Paylaş
Biliyorsunuz Abdullah Gül, 58’inci hükümetin Başbakanı sıfatıyla TBMM’de 23 Kasım 2002 tarihinde okuduğu “Hükümet Programı”nda aynen:
“Yargı gücünü kullananların görevlerini yasaların emrettiği doğrultuda, tarafsız olarak kullanmaları, kişi hak ve özgürlüklerinin en önemli teminatıdır. Hükümetimiz, yargı yetkisini kullanan kişi ve kurumların bağımsız ve tarafsız karar vermelerini sağlayacak bir yargı reformu gerçekleştirmek için;
* Anayasa ve yasalardaki yargı bağımsızlığı ve hakimlik taminatı ile bağdaşmayan hükümler değiştirilecek, hakimlerin tarafsızlığını ve hukukun siyasallaşmasını engelleyen önlemler alınacaktır.
* Yargı hatalarından dolayı mağdur olanların zararlarının tazmini için bütçeden kaynak ayrılacaktır.
* Basında ve kamuoyunda etkili kişi ve organların yargıyı etkilemek suretiyle, adaleti yanıltmaya yönelik faaliyetlerine engel olucu nitelikteki düzenlemelerin uygulanması sağlanacaktır” demişti.
(Not: Türkçe hatası ve bold (siyah) yazılar aynen korunmuştur.)
Şimdi yani Gül’ün bu taahhüdünden beri tam 7 yıl 3 ay geçmiş.
Peki Gül’ün bu programı okumasından tam bir hafta önce, Adalet ve Kalkınma Partisi Genel Başkanı sıfatıyla (belli ki ben de varım demek için) bir Basın
Toplantısı düzenleyerek yeni iktidarın takvime bağlanmış “Acil Eylem Planı”nı açıklayan Tayyip Erdoğan’ın aynen:
“Bir yıllık süre zarfında, Adaletin zamanında ve hızlı bir şekilde tesisi için adalet hizmetlerinde ve yargılama usullerinde gerekli tüm değişiklikler süratle gerçekleştirilecektir” dediğini anımsıyor musunuz?
Ya o konuşmasının sonunda gazetecilere:
“Şimdi sizden bu taahhütlerimizi not almanızı ve zamanı gelip de yapmadığımız bir şey olursa onu yüzümüze çarpmanızı (belki kelime farklıydı) istiyoruz” diye bir de iddiaya giriştiğini?

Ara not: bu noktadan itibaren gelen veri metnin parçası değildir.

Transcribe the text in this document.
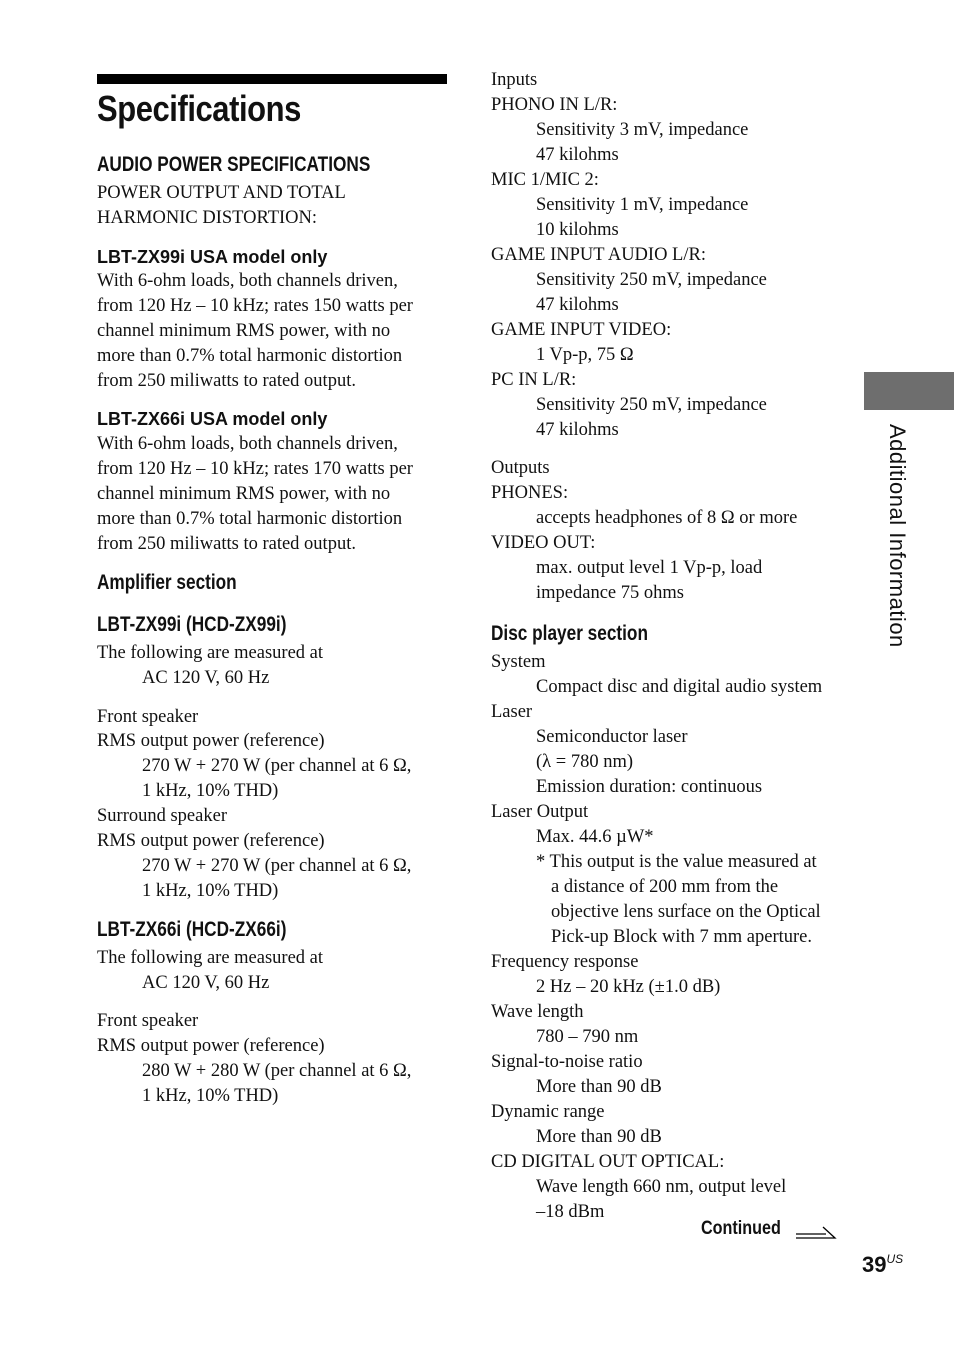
Specifications
AUDIO POWER SPECIFICATIONS
POWER OUTPUT AND TOTAL
HARMONIC DISTORTION:
LBT-ZX99i USA model only
With 6-ohm loads, both channels driven,
from 120 Hz – 10 kHz; rates 150 watts per
channel minimum RMS power, with no
more than 0.7% total harmonic distortion
from 250 miliwatts to rated output.
LBT-ZX66i USA model only
With 6-ohm loads, both channels driven,
from 120 Hz – 10 kHz; rates 170 watts per
channel minimum RMS power, with no
more than 0.7% total harmonic distortion
from 250 miliwatts to rated output.
Amplifier section
LBT-ZX99i (HCD-ZX99i)
The following are measured at
AC 120 V, 60 Hz
Front speaker
RMS output power (reference)
270 W + 270 W (per channel at 6 Ω,
1 kHz, 10% THD)
Surround speaker
RMS output power (reference)
270 W + 270 W (per channel at 6 Ω,
1 kHz, 10% THD)
LBT-ZX66i (HCD-ZX66i)
The following are measured at
AC 120 V, 60 Hz
Front speaker
RMS output power (reference)
280 W + 280 W (per channel at 6 Ω,
1 kHz, 10% THD)
Inputs
PHONO IN L/R:
Sensitivity 3 mV, impedance
47 kilohms
MIC 1/MIC 2:
Sensitivity 1 mV, impedance
10 kilohms
GAME INPUT AUDIO L/R:
Sensitivity 250 mV, impedance
47 kilohms
GAME INPUT VIDEO:
1 Vp-p, 75 Ω
PC IN L/R:
Sensitivity 250 mV, impedance
47 kilohms
Outputs
PHONES:
accepts headphones of 8 Ω or more
VIDEO OUT:
max. output level 1 Vp-p, load
impedance 75 ohms
Disc player section
System
Compact disc and digital audio system
Laser
Semiconductor laser
(λ = 780 nm)
Emission duration: continuous
Laser Output
Max. 44.6 µW*
* This output is the value measured at
a distance of 200 mm from the
objective lens surface on the Optical
Pick-up Block with 7 mm aperture.
Frequency response
2 Hz – 20 kHz (±1.0 dB)
Wave length
780 – 790 nm
Signal-to-noise ratio
More than 90 dB
Dynamic range
More than 90 dB
CD DIGITAL OUT OPTICAL:
Wave length 660 nm, output level
–18 dBm
Continued
Additional Information
$39^{US}$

Söze devam etmeden dönün yargının haline bir bakın bakalım. Karşınızda yargıyı mahvetmeyi planlayan iktidar yok mu?
Oysa sırf Abdullah Gül değil, Tayyip Erdoğan da bu konulardaki tüm düzenlemelerin Avrupa Birliği standartları esas alınarak yapılacağını ayrıca ve açıkça vaat ediyorlardı.
Örnek olarak sadece Kamu İhale Kanunu’ndan söz edelim:
Bu kadro iktidara geldiği zaman kucağında Avrupa Birliği standartlarına göre çıkarılmış ama henüz yürürlüğe girmemiş bir Kamu İhale Kanunu buldu. Kanun o haliyle ihale yolsuzluklarına ve yandaş kayırmacılığına izin vermiyordu.
Bu iktidar sırf o engelleri ortadan kaldırıp yandaşlarını kamu parasıyla (yetim hakkıyla) zengin etmek için yasada 20 kadar değişiklik yaptı.
Şimdi anlıyor musunuz Yargı Reformu olarak neyle karşılaşacağımızı?